Artists include: Willie Colon, Jose Alberto (El Canario), Sonora Poncena, Orchestra Harlow & Ismael Miranda, Tito Puente, Eddie Palmieri, Los Pleneros De La 21, Manny Oquendo's Libre, Plena Libre, Trupo Y Zaperoko, Jimmy Bosch, Nava, Yomo Toro, Paracumbe and Hector Lavoe & Willie Colon

Amazon.com
There's something inherently wrong about an anthology of Puerto Rican salsa that fails to include the genre's most notable exponents—namely, El Gran Combo and La Sonora Ponceña. Fortunately, this otherwise worthy entry in the excellent Rough Guide series makes up for that near-fatal omission by including a number of legendary Puerto Rican expatriates. The expected tracks by Eddie Palmieri (a recent number from the pianist's revamped La Perfecta reunion) and Tito Puente (the joyful Latin jazz nugget "Espresso Por Favor") are complemented with tunes by lesser-known but equally important artists, from timbalero Manny Oquendo and Libre (the orgiastic dance jam "Qué Humanidad") to the very best salsa singer of all times, the late Héctor Lavoé, joined here by partner in crime Willie Colón on the smoldering "Qué Bien Te Ves" and the fatalistic "Todo Tiene Su Final." Reaching out beyond the confines of salsa, the compilation devotes a handful of songs to the bomba and the plena, Puerto Rico's infectious--and achingly beautiful-- folkloric genres. --Ernesto Lechner


Customer Reviews

Awful Compilation2
This is more of a soft guide to salsa de New York!

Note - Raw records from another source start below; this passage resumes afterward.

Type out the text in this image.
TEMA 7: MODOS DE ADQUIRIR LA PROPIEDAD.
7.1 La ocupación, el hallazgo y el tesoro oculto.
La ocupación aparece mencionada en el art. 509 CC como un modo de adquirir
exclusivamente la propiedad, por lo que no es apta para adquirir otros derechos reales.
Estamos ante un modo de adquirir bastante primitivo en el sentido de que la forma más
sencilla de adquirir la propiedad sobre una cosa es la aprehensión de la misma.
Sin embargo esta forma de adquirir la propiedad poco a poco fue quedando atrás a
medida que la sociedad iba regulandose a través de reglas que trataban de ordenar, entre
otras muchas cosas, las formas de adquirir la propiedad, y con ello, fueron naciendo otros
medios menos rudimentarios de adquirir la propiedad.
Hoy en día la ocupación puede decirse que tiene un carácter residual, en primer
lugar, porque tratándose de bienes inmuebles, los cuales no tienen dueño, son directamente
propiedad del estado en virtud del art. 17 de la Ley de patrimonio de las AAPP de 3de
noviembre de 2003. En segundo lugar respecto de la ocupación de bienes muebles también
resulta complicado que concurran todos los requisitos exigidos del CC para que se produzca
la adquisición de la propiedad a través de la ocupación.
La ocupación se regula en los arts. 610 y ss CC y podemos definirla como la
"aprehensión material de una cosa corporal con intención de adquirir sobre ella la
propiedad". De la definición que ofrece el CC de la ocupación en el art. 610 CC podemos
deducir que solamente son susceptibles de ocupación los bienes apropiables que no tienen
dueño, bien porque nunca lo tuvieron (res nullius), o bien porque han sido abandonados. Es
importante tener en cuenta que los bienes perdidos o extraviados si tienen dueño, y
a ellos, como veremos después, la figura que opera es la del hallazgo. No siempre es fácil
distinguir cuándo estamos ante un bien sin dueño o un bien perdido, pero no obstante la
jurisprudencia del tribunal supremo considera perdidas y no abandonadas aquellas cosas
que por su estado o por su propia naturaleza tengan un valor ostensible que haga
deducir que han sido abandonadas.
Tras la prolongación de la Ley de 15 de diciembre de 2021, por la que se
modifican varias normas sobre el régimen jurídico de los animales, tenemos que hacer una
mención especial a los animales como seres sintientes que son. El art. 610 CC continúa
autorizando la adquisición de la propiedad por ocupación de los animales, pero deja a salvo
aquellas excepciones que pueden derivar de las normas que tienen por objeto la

How on earth can you have Yomo Toro and Plena Libre representing Puerto Rican salsa? And aren't Tito Puente, Jimmy Bosch and Eddie Palmieri New Yorker's? Let's not forget that Jose "El Canario" Alberto is DOMINICAN! You cannot make any rough guide to salsa de Puerto Rico compilation without the maestro's themselves! Namely "La Sonora Poncena", "Cheo Feliciano", "Ismael Rivera", "Pete (el conde) Rodriguez", "Andy Montanez", "Hector Lavoe", "Ray Barretto", "Ismael Miranda", "Willie Rosario", and "El Gran Combo". All of which are MISSING from this weak compilation (with the exception of Hector Lavoe)!

Great Compilation4
Another reviewer seems to miss the whole point of the Rough Guide collections. As the subtitles says, "pure latino: classic salsa to roots plena." The Rough Guide series in known for stretching their listeners' common notions of what a particular country sounds like musically. For example, the Rough Guide to Japan isn't just koto and shakuhachi; it includes Japanese music generally unknown in the West. In this case, I suspect that the "New Yorkers" represented here consider themselves Puerto Rican, especially when it comes to their art form. I was quite happy to see Nava represented. I love his music, but it's quite difficult to find more than one of his CDs in the U.S. The selection by Cico Mangual is a terrific representation of the African roots in Puerto Rican music. No collection will make everyone happy, but there are plenty of other collections out there that will satisfy salsa "purists."